The news came as Irish-founded Tullow said it would pay $67 million to shareholders – its first dividend since 2015 – after reporting that 2018 post-tax profits reached $85 million.
The explorer’s shares were up 4.22 per cent at 219.9 pence sterling in London, where most of its stock is traded, early on Wednesday afternoon.
Tullow chief executive Paul McDade has agreed a capital gains tax settlement with Ugandan president, Yoweri Museveni, enabling the $900 million sale of part of the company’s one-third share in an oilfield in Uganda’s Lake Albert rift valley to partners Total and China-owned CNOOC.
Tullow will get $200 million cash for the 21.57 per cent it is selling and defer the remaining $700 million to cover its share of the potential $5.2 billion cost of developing the field, which holds at least 1.2 billion barrels of oil.
Mr McDade said that Tullow hoped the sale could go ahead this year, triggering the $200 million payment to the company.
“We then have no other capital exposure until first oil in the early 2020s,” he pointed out.
The farm-down – as it is dubbed – will leave Tullow with 11.76 per cent of the Ugandan field and its partners with slightly in excess of 44 per cent each. The company agreed the transaction first with Total two years ago and then with CNOOC.

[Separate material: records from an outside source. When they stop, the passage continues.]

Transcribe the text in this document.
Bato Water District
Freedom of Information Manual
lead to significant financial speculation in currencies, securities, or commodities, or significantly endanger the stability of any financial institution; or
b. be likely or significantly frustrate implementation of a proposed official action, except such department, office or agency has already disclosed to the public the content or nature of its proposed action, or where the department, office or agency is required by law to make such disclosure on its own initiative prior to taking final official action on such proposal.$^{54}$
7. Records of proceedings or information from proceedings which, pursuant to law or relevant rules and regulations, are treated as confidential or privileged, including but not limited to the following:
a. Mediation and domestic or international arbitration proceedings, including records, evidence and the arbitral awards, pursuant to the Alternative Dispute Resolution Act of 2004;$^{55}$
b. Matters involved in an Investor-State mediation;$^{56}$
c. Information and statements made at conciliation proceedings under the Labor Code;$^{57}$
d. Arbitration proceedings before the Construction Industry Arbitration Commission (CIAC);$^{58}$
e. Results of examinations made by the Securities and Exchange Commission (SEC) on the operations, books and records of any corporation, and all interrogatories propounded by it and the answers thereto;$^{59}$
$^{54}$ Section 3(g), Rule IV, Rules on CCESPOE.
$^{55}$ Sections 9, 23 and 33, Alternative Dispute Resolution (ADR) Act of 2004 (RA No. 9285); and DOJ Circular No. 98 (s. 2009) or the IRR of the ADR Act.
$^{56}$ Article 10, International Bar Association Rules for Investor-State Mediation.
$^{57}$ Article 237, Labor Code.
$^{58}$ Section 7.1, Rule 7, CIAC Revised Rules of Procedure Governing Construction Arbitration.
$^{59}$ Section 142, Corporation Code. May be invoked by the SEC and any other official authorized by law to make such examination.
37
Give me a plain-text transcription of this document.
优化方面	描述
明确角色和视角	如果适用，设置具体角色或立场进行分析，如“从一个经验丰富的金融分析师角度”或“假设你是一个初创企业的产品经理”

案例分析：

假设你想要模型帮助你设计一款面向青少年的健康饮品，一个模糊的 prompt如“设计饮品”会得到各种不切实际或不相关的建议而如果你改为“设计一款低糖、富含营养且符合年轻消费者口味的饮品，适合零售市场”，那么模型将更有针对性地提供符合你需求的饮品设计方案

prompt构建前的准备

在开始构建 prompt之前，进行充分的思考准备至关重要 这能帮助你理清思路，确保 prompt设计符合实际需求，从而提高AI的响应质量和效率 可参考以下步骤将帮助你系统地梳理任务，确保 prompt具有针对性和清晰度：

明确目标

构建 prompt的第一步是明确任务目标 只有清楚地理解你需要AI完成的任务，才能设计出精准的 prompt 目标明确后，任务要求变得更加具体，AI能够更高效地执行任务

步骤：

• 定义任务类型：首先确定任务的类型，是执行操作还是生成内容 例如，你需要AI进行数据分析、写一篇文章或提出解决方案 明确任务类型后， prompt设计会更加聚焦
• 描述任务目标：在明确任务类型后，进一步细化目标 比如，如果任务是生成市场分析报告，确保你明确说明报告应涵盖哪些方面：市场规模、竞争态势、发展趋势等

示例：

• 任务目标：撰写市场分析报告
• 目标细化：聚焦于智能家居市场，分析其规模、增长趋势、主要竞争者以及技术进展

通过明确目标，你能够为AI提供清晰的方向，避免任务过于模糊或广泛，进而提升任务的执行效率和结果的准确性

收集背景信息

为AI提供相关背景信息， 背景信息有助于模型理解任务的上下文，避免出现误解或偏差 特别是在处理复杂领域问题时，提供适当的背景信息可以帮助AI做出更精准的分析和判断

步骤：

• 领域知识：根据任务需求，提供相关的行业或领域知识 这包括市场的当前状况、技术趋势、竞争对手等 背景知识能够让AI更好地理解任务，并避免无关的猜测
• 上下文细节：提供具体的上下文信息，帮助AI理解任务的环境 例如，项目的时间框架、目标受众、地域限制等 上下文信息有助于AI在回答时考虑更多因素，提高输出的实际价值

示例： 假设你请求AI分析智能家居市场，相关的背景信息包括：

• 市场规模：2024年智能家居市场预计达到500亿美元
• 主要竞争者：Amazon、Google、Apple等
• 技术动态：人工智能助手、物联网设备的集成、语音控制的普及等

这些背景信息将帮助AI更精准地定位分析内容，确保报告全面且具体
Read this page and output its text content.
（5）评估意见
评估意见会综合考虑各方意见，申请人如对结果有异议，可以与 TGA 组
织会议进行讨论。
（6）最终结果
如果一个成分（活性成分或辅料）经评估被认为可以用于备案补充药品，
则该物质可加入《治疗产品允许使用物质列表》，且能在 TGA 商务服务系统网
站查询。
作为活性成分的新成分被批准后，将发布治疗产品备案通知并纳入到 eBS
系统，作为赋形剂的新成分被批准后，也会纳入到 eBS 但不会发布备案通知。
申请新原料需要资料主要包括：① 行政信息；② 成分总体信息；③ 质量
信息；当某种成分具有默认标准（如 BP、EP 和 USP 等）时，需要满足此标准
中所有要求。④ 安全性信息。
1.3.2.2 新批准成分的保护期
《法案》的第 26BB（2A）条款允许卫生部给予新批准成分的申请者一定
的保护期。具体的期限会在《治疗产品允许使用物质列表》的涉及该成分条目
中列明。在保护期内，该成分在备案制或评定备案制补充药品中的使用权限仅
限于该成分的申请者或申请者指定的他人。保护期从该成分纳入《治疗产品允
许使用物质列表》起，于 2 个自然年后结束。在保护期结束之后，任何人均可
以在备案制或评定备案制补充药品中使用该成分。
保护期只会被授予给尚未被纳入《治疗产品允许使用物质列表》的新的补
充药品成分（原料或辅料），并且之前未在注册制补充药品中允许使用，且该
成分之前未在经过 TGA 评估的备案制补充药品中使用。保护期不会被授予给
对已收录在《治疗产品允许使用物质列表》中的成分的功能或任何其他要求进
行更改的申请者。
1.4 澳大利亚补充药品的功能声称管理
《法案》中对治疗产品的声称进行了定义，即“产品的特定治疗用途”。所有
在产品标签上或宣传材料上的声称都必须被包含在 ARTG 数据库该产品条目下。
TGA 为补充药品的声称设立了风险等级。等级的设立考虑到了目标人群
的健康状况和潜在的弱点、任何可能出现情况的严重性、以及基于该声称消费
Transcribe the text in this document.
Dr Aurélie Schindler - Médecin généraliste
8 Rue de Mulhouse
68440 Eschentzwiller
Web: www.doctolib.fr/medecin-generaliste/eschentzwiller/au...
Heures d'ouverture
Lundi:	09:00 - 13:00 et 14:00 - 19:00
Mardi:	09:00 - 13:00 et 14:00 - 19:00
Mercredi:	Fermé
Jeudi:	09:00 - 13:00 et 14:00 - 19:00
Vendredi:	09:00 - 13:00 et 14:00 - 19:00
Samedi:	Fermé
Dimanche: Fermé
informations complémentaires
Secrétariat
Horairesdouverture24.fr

“It’s been a bit of time coming,” Mr McDade conceded, but he added that the deal required agreeing a tax settlement with Uganda. Payments to Uganda’s exchequer will be phased and the final figure will be partly tied to the oilfield project’s progress.
Tullow discovered the Lake Albert field and subsequently recruited Total and CNOOC to develop and bring it into production.
Tullow’s revenue rose 7.5 per cent to $1.86 billion in 2018 from $1.73 billion the previous year. The group earned profits after tax of $85 million last year against a $175 million loss in 2017.
Mr McDade said Tullow would start returning cash to shareholders with the payment of a final year dividend of 4.8 US cent a share, totalling about $67 million. The company halted such payments in 2015 after oil prices dived.
In November, the company pledged to restart paying dividends from 2019, and said that the total paid to investors in any year will be no less than $100 million in total.
Its chief executive noted that Tullow’s financial health at the end of 2018 prompted it to begin paying dividends ahead of schedule. “We’re starting that policy early,” he said.
The explorer has cut costs to ensure the business can generate cash at oil prices of $40 a barrel, according to Mr McDade.
The company earned $68.50 a barrel in 2018, when production averaged 81,400 barrels a day, most of it from the Jubilee and TEN fields off Ghana’s coast. This year it expects production to reach 100,000 barrels a day.
Tullow plans to spend $570 million this year, including $70 million on exploring its licence blocks off Guyana, close to where Exxon has discovered a reservoir of up to 5.5 billion barrels of crude.
Tullow employs large numbers of geophysicists and other experts who analyse much of the data from its oil prospects at a centre in Sandyford, Co Dublin.